6 ways to control your public-cloud spend

Slight changes in cloud usage or over-provisioning of resources can slip under the radar—until the fees start to hit your bottom line. Managing public cloud costs is even harder when your organization has a multi-cloud strategy.

Don't pay for services you don't need any longer. Instead, use analytics to predict what you'll be spending on cloud vendors. Here are some basic scenarios for predicting the monthly expenses of your public cloud implementation, and ways you can reduce those costs.

Multicloud Monitoring: How to Ensure Success the First Time

Understand the basics

The simplest use case involves monitoring daily and hourly costs based on data from your cloud providers. You set alert thresholds for when you hit critical budget levels and eventually on what looks like the end-of-month spend. Take your time to understand every line on the monthly bill, because you might find hidden costs, such as fees charged for a service that was not on last month's bill.

Your cloud provider's charges are primarily based on time used, although cost for data volume is applicable for storage (data at rest) and network (data transferred).

Figure out the spikes and anomalies

A CIO might want to know if there were spikes or other anomalies at certain points in the month, especially if you've been experiencing higher costs. Root-cause analysis can help determine if these spikes are avoidable or if you have something misconfigured.

Overprovisioning is a typical form of misconfiguration. Network misconfiguration (e.g., an open proxy) and the lack of distributed denial-of-service (DDoS) protection can lead to high network costs. 

The key question is whether a given spike in cost is normal, or even expected. You may have had increased compute consumption on the cloud for several weeks while your World Cup ad was running, for instance. And you should be able to absorb the cost of small spikes due to research usage, for example.

Look at your network traffic

Compute costs, depending on your cloud provider, are assessed based on hourly use of machines. Smaller machines are cheaper than larger ones, so right-size your machine use so that you neither overprovision nor create bottlenecks. If possible, use a scale-out architecture that uses multiple, smaller machines.

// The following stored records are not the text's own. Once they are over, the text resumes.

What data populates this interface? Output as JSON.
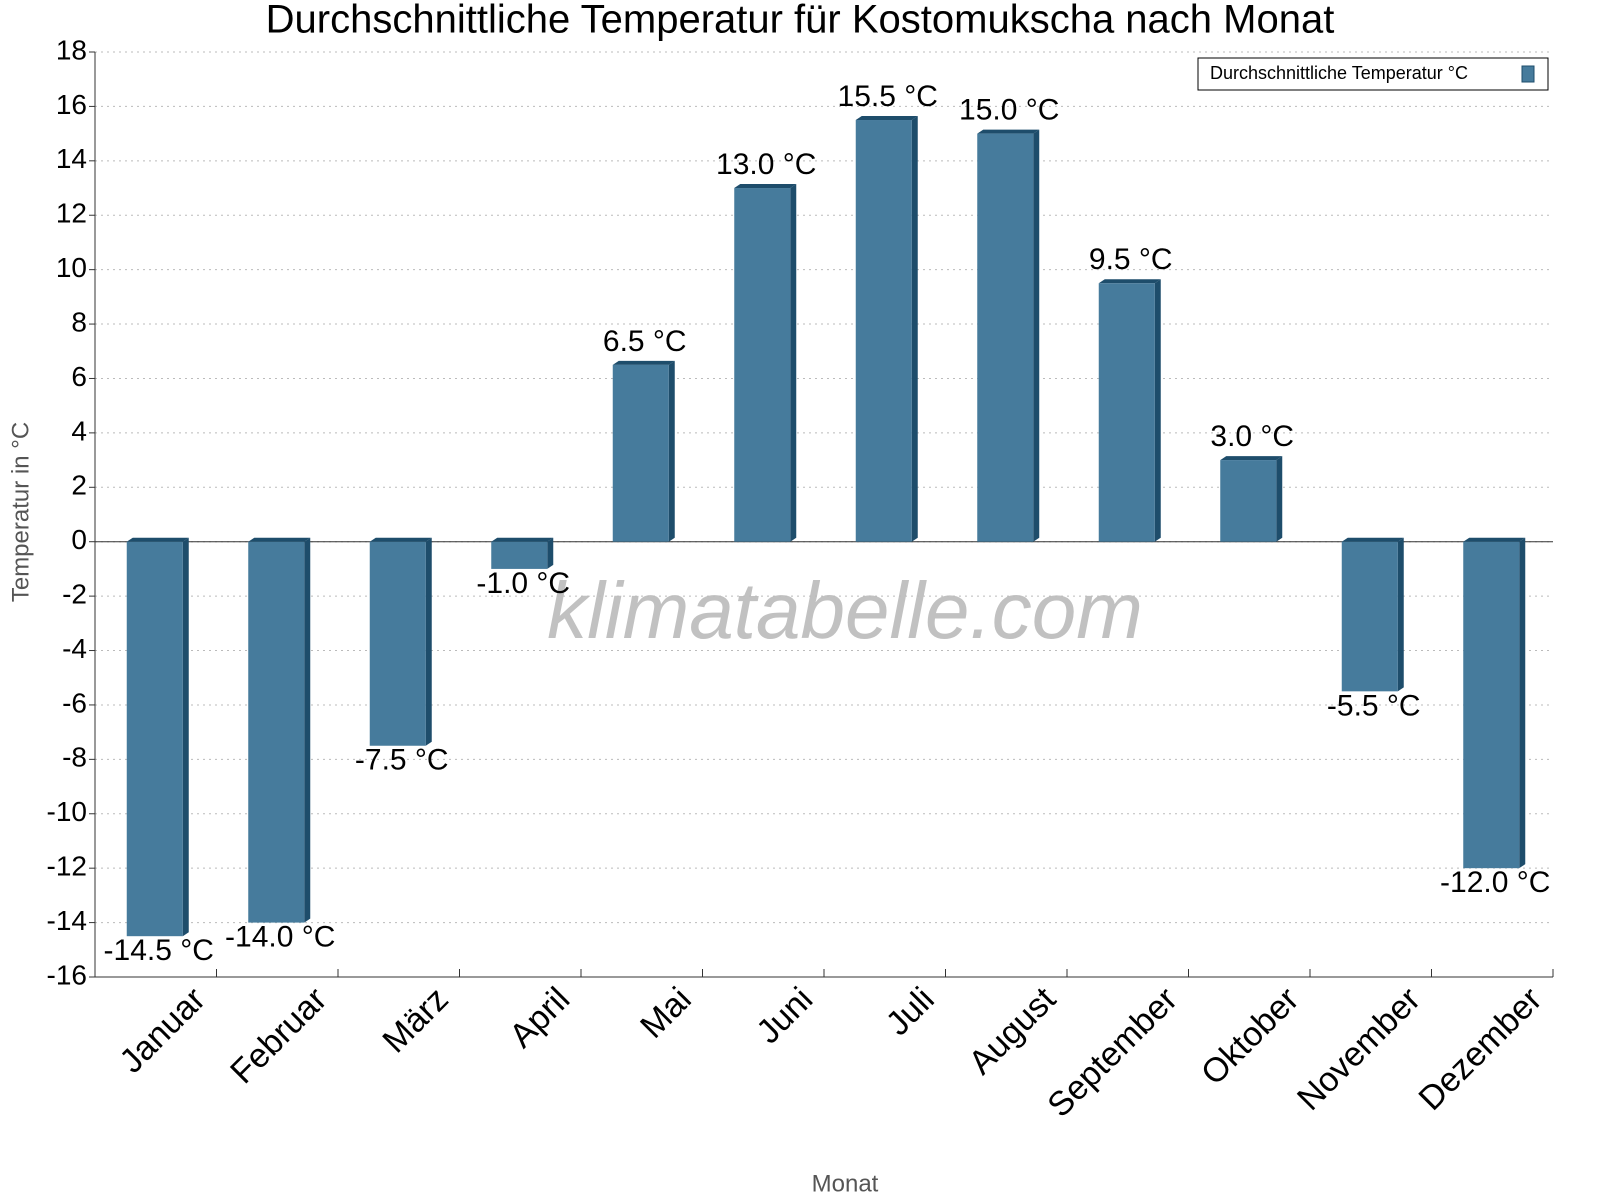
{
  "chart_data": {
    "type": "bar",
    "title": "Durchschnittliche Temperatur für Kostomukscha nach Monat",
    "x_label": "Monat",
    "y_label": "Temperatur in °C",
    "watermark": "klimatabelle.com",
    "categories": [
      "Januar",
      "Februar",
      "März",
      "April",
      "Mai",
      "Juni",
      "Juli",
      "August",
      "September",
      "Oktober",
      "November",
      "Dezember"
    ],
    "series": [
      {
        "name": "Durchschnittliche Temperatur °C",
        "color": "#467b9c",
        "values": [
          -14.5,
          -14.0,
          -7.5,
          -1.0,
          6.5,
          13.0,
          15.5,
          15.0,
          9.5,
          3.0,
          -5.5,
          -12.0
        ],
        "value_labels": [
          "-14.5 °C",
          "-14.0 °C",
          "-7.5 °C",
          "-1.0 °C",
          "6.5 °C",
          "13.0 °C",
          "15.5 °C",
          "15.0 °C",
          "9.5 °C",
          "3.0 °C",
          "-5.5 °C",
          "-12.0 °C"
        ]
      }
    ],
    "ylim": [
      -16,
      18
    ],
    "yticks": [
      -16,
      -14,
      -12,
      -10,
      -8,
      -6,
      -4,
      -2,
      0,
      2,
      4,
      6,
      8,
      10,
      12,
      14,
      16,
      18
    ],
    "grid": true,
    "legend": "top-right"
  }
}
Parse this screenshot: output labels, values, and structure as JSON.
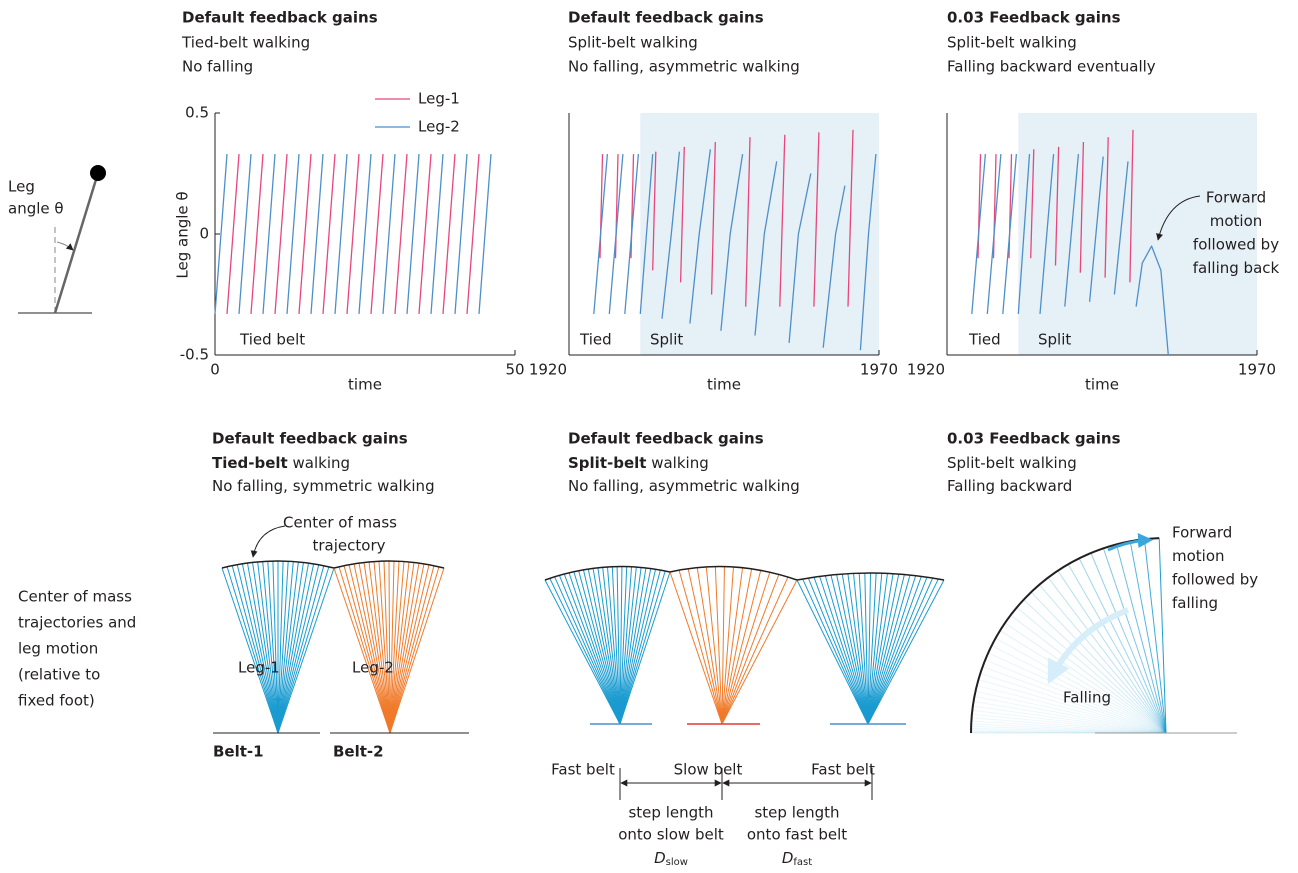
{
  "chart_data": [
    {
      "type": "line",
      "title": "Default feedback gains",
      "subtitle_lines": [
        "Tied-belt walking",
        "No falling"
      ],
      "xlabel": "time",
      "ylabel": "Leg angle θ",
      "xlim": [
        0,
        50
      ],
      "xticks": [
        0,
        50
      ],
      "ylim": [
        -0.5,
        0.5
      ],
      "yticks": [
        -0.5,
        0,
        0.5
      ],
      "legend": true,
      "annotations": [
        "Tied belt"
      ],
      "series": [
        {
          "name": "Leg-1",
          "color": "#e8467c",
          "x": [
            2,
            4,
            null,
            6,
            8,
            null,
            10,
            12,
            null,
            14,
            16,
            null,
            18,
            20,
            null,
            22,
            24,
            null,
            26,
            28,
            null,
            30,
            32,
            null,
            34,
            36,
            null,
            38,
            40,
            null,
            42,
            44
          ],
          "values": [
            -0.33,
            0.33,
            null,
            -0.33,
            0.33,
            null,
            -0.33,
            0.33,
            null,
            -0.33,
            0.33,
            null,
            -0.33,
            0.33,
            null,
            -0.33,
            0.33,
            null,
            -0.33,
            0.33,
            null,
            -0.33,
            0.33,
            null,
            -0.33,
            0.33,
            null,
            -0.33,
            0.33,
            null,
            -0.33,
            0.33
          ]
        },
        {
          "name": "Leg-2",
          "color": "#4f8fc9",
          "x": [
            0,
            2,
            null,
            4,
            6,
            null,
            8,
            10,
            null,
            12,
            14,
            null,
            16,
            18,
            null,
            20,
            22,
            null,
            24,
            26,
            null,
            28,
            30,
            null,
            32,
            34,
            null,
            36,
            38,
            null,
            40,
            42,
            null,
            44,
            46
          ],
          "values": [
            -0.33,
            0.33,
            null,
            -0.33,
            0.33,
            null,
            -0.33,
            0.33,
            null,
            -0.33,
            0.33,
            null,
            -0.33,
            0.33,
            null,
            -0.33,
            0.33,
            null,
            -0.33,
            0.33,
            null,
            -0.33,
            0.33,
            null,
            -0.33,
            0.33,
            null,
            -0.33,
            0.33,
            null,
            -0.33,
            0.33,
            null,
            -0.33,
            0.33
          ]
        }
      ]
    },
    {
      "type": "line",
      "title": "Default feedback gains",
      "subtitle_lines": [
        "Split-belt walking",
        "No falling, asymmetric walking"
      ],
      "xlabel": "time",
      "xlim": [
        1920,
        1970
      ],
      "xticks": [
        1920,
        1970
      ],
      "ylim": [
        -0.5,
        0.5
      ],
      "split_region": [
        1931.5,
        1970
      ],
      "legend": false,
      "annotations": [
        "Tied",
        "Split"
      ],
      "series": [
        {
          "color": "#e8467c",
          "x": [
            1925,
            1925.4,
            null,
            1927.5,
            1927.9,
            null,
            1930,
            1930.4,
            null,
            1933.5,
            1934,
            null,
            1938,
            1938.6,
            null,
            1943,
            1943.6,
            null,
            1948.5,
            1949.2,
            null,
            1954,
            1954.8,
            null,
            1959.5,
            1960.3,
            null,
            1965,
            1965.8
          ],
          "values": [
            -0.1,
            0.33,
            null,
            -0.1,
            0.33,
            null,
            -0.1,
            0.33,
            null,
            -0.15,
            0.34,
            null,
            -0.2,
            0.36,
            null,
            -0.25,
            0.38,
            null,
            -0.3,
            0.4,
            null,
            -0.3,
            0.41,
            null,
            -0.3,
            0.42,
            null,
            -0.3,
            0.43
          ]
        },
        {
          "color": "#4f8fc9",
          "x": [
            1924,
            1926.2,
            null,
            1926.5,
            1928.7,
            null,
            1929,
            1931.2,
            null,
            1931.5,
            1932.5,
            1933.5,
            null,
            1935,
            1936.5,
            1937.8,
            null,
            1939.5,
            1941,
            1942.8,
            null,
            1944.5,
            1946,
            1948,
            null,
            1950,
            1951.5,
            1953.5,
            null,
            1955.5,
            1957,
            1959,
            null,
            1961,
            1963,
            1964.5,
            null,
            1967,
            1968.3,
            1969.5
          ],
          "values": [
            -0.33,
            0.33,
            null,
            -0.33,
            0.33,
            null,
            -0.33,
            0.33,
            null,
            -0.33,
            0,
            0.33,
            null,
            -0.35,
            0,
            0.34,
            null,
            -0.37,
            0,
            0.35,
            null,
            -0.4,
            0,
            0.33,
            null,
            -0.42,
            0,
            0.3,
            null,
            -0.45,
            0,
            0.25,
            null,
            -0.47,
            0,
            0.2,
            null,
            -0.48,
            0,
            0.33
          ]
        }
      ]
    },
    {
      "type": "line",
      "title": "0.03 Feedback gains",
      "subtitle_lines": [
        "Split-belt walking",
        "Falling backward eventually"
      ],
      "xlabel": "time",
      "xlim": [
        1920,
        1970
      ],
      "xticks": [
        1920,
        1970
      ],
      "ylim": [
        -0.5,
        0.5
      ],
      "split_region": [
        1931.5,
        1970
      ],
      "legend": false,
      "annotations": [
        "Tied",
        "Split"
      ],
      "callout": [
        "Forward",
        "motion",
        "followed by",
        "falling back"
      ],
      "series": [
        {
          "color": "#e8467c",
          "x": [
            1925,
            1925.4,
            null,
            1927.5,
            1927.9,
            null,
            1930,
            1930.4,
            null,
            1933.5,
            1934,
            null,
            1937.5,
            1938,
            null,
            1941.5,
            1942,
            null,
            1945.5,
            1946,
            null,
            1949.5,
            1950
          ],
          "values": [
            -0.1,
            0.33,
            null,
            -0.1,
            0.33,
            null,
            -0.1,
            0.33,
            null,
            -0.1,
            0.35,
            null,
            -0.13,
            0.36,
            null,
            -0.16,
            0.38,
            null,
            -0.18,
            0.4,
            null,
            -0.2,
            0.43
          ]
        },
        {
          "color": "#4f8fc9",
          "x": [
            1924,
            1926.2,
            null,
            1926.5,
            1928.7,
            null,
            1929,
            1931.2,
            null,
            1931.5,
            1933.3,
            null,
            1935,
            1937.2,
            null,
            1939,
            1941.2,
            null,
            1943,
            1945.2,
            null,
            1947,
            1949.2,
            null,
            1950.5,
            1951.5,
            1953,
            1954.5,
            1955.7
          ],
          "values": [
            -0.33,
            0.33,
            null,
            -0.33,
            0.33,
            null,
            -0.33,
            0.33,
            null,
            -0.33,
            0.33,
            null,
            -0.33,
            0.33,
            null,
            -0.3,
            0.33,
            null,
            -0.28,
            0.32,
            null,
            -0.25,
            0.3,
            null,
            -0.3,
            -0.12,
            -0.05,
            -0.15,
            -0.5
          ]
        }
      ]
    }
  ],
  "pendulum": {
    "label_lines": [
      "Leg",
      "angle θ"
    ]
  },
  "row_label": [
    "Center of mass",
    "trajectories and",
    "leg motion",
    "(relative to",
    "fixed foot)"
  ],
  "diagrams": [
    {
      "title": "Default feedback gains",
      "lines": [
        [
          {
            "text": "Tied-belt",
            "bold": true
          },
          {
            "text": " walking"
          }
        ],
        [
          {
            "text": "No falling, symmetric walking"
          }
        ]
      ],
      "labels": [
        "Center of mass",
        "trajectory",
        "Leg-1",
        "Leg-2"
      ],
      "belts": [
        "Belt-1",
        "Belt-2"
      ]
    },
    {
      "title": "Default feedback gains",
      "lines": [
        [
          {
            "text": "Split-belt",
            "bold": true
          },
          {
            "text": " walking"
          }
        ],
        [
          {
            "text": "No falling, asymmetric walking"
          }
        ]
      ],
      "belts": [
        "Fast belt",
        "Slow belt",
        "Fast belt"
      ],
      "dimensions": [
        {
          "lines": [
            "step length",
            "onto slow belt"
          ],
          "symbol": "D",
          "subscript": "slow"
        },
        {
          "lines": [
            "step length",
            "onto fast belt"
          ],
          "symbol": "D",
          "subscript": "fast"
        }
      ]
    },
    {
      "title": "0.03 Feedback gains",
      "lines": [
        [
          {
            "text": "Split-belt walking"
          }
        ],
        [
          {
            "text": "Falling backward"
          }
        ]
      ],
      "labels": [
        "Forward",
        "motion",
        "followed by",
        "falling"
      ],
      "falling": "Falling"
    }
  ]
}
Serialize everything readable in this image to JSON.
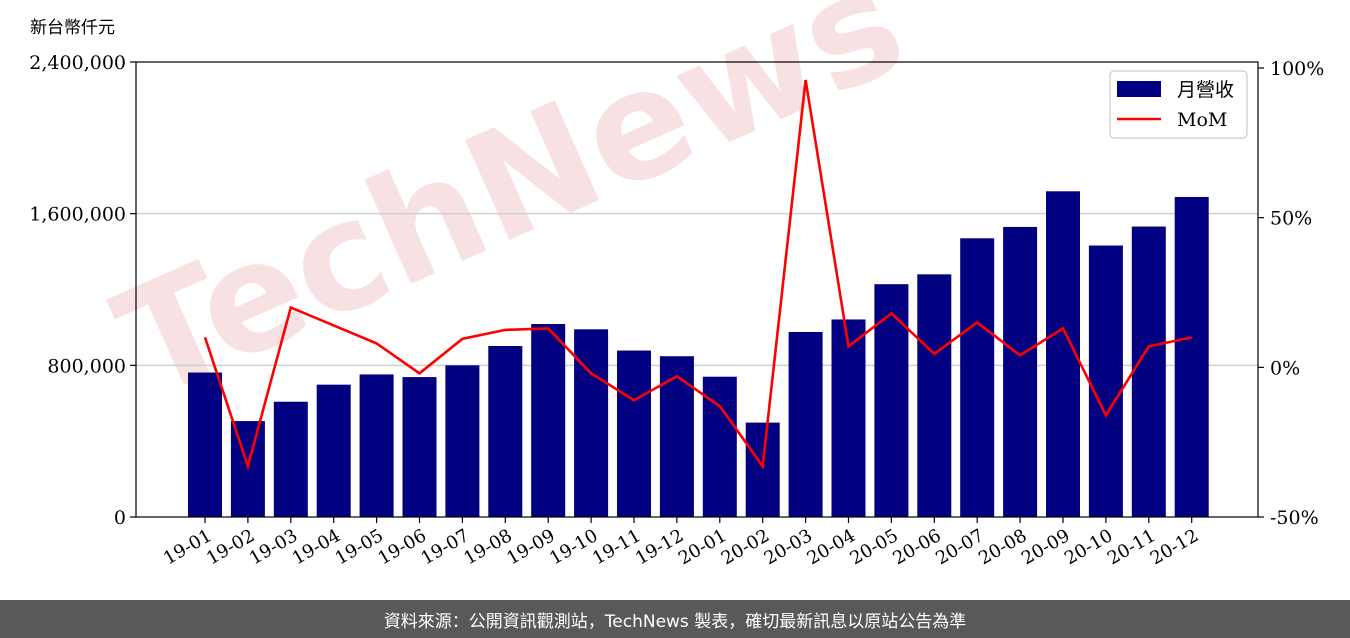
{
  "chart_data": {
    "type": "bar",
    "unit_label": "新台幣仟元",
    "categories": [
      "19-01",
      "19-02",
      "19-03",
      "19-04",
      "19-05",
      "19-06",
      "19-07",
      "19-08",
      "19-09",
      "19-10",
      "19-11",
      "19-12",
      "20-01",
      "20-02",
      "20-03",
      "20-04",
      "20-05",
      "20-06",
      "20-07",
      "20-08",
      "20-09",
      "20-10",
      "20-11",
      "20-12"
    ],
    "series": [
      {
        "name": "月營收",
        "type": "bar",
        "axis": "left",
        "color": "#000080",
        "values": [
          762000,
          506000,
          608000,
          698000,
          752000,
          738000,
          800000,
          902000,
          1018000,
          990000,
          878000,
          848000,
          740000,
          498000,
          976000,
          1042000,
          1228000,
          1280000,
          1470000,
          1530000,
          1718000,
          1432000,
          1532000,
          1688000
        ]
      },
      {
        "name": "MoM",
        "type": "line",
        "axis": "right",
        "color": "#ff0000",
        "values": [
          10,
          -33,
          20,
          14,
          8,
          -2,
          9.5,
          12.5,
          13,
          -2,
          -11,
          -3,
          -13,
          -33,
          96,
          7,
          18,
          4.5,
          15,
          4,
          13,
          -16,
          7,
          10
        ]
      }
    ],
    "y_left": {
      "min": 0,
      "max": 2400000,
      "ticks": [
        0,
        800000,
        1600000,
        2400000
      ],
      "tick_labels": [
        "0",
        "800,000",
        "1,600,000",
        "2,400,000"
      ]
    },
    "y_right": {
      "min": -50,
      "max": 102,
      "ticks": [
        -50,
        0,
        50,
        100
      ],
      "tick_labels": [
        "-50%",
        "0%",
        "50%",
        "100%"
      ]
    },
    "grid": "horizontal",
    "legend": "top-right",
    "watermark": "TechNews"
  },
  "footer": {
    "source": "資料來源：公開資訊觀測站，TechNews 製表，確切最新訊息以原站公告為準"
  }
}
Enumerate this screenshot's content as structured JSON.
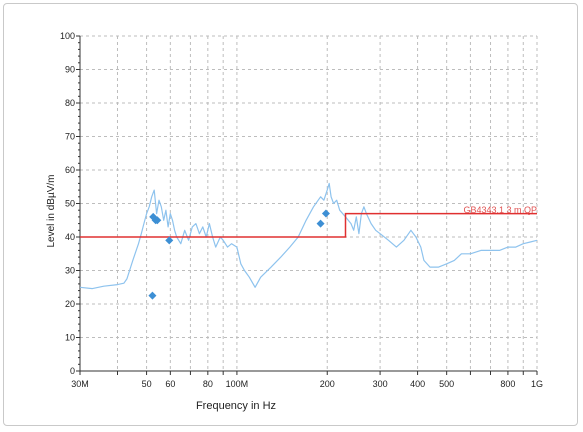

Also consider your networking costs, especially those for traffic to and from the Internet. It's important to keep an eye on where network traffic is coming from and where it's going. Within a single network, locally, there are usually lower costs or no network costs at all.

In the worst case, high traffic outside your local network might be the result of a security breach, if your cloud resources are being abused for a DDoS or other form of attack.

Look at the usage patterns. Setting alerts for high network traffic is a simple approach, but you can also look for baselining and forecasting trends. In any case, hardening and securing your cloud resources should be your No. 1 priority.

Examine storage costs

Often, storage use is calculated based on volume over time—i.e., the number of gigabytes multiplied by time stored. It should be possible to monitor whether stored data is accessed (if ever) to determine whether the data is actually needed. Was there a project that once required the data but that has now ended without terminating the related data storage? Do you store the same data in multiple places with no real business need for the duplication?

If the data is seldom accessed but considered valuable, it could be moved from block storage on a storage-area network to a facility that is more object-oriented, such as Amazon Web Services' S3, which is much less costly. And there are even less expensive options, such as backup, that you can use for files that are rarely or never accessed.

Analyzing the usage profile of the data you're storing in the cloud is a best practice that's often overlooked in cloud cost management.

Consider cost variances by geo-location

Most providers charge different rates for the same service in different regions. The reasons can be complex. Factors include labor costs and market-value fluctuations from one region to the next.

In Europe, where data locality is more of an issue than in other parts of the world, you'll pay more if you want data from a premium location. And if the requested service demands a compute-intensive machine, that will be more expensive as well—but perhaps the price for the same service or machine would be less in another region that’s accessible to you.

Also, as long as you don't rely on special services unique to a specific cloud provider, it's worth comparing similar offerings from multiple providers. Switching workloads can also save money.

Beware pre-provisioning costs

In our lab, a worker ordered a machine without reading the fine print. The machine came with pre-provisioned, commercial software on it, which resulted in a high up-front cost on top of the normal usage-based costs.

Whoops. This mistake required renegotiation with the service provider, and getting that resolved was time-consuming and expensive.

So be sure to read the fine print when prospecting for services. It should be possible with some natural-language processing and machine learning to help warn users of high costs or expensive incremental costs, especially for pre-provisioned software that you don't need.

Now take back control

Workers across the IT spectrum, from development to IT operations management to network administration, aren't familiar with cloud-based technologies and the associated costs. But the cost implications of implementing poor application architecture or ignoring network traffic patterns and data storage routines can hurt your bottom line.

That's why it's worth spending some time to set up basic usage and cost monitoring, including alerting. Whether you use a tool, a service, or your own homegrown solution to baseline and forecast the spending in a multi-cloud environment, data analytics can help you spot unusual patterns and potentially gain back full control.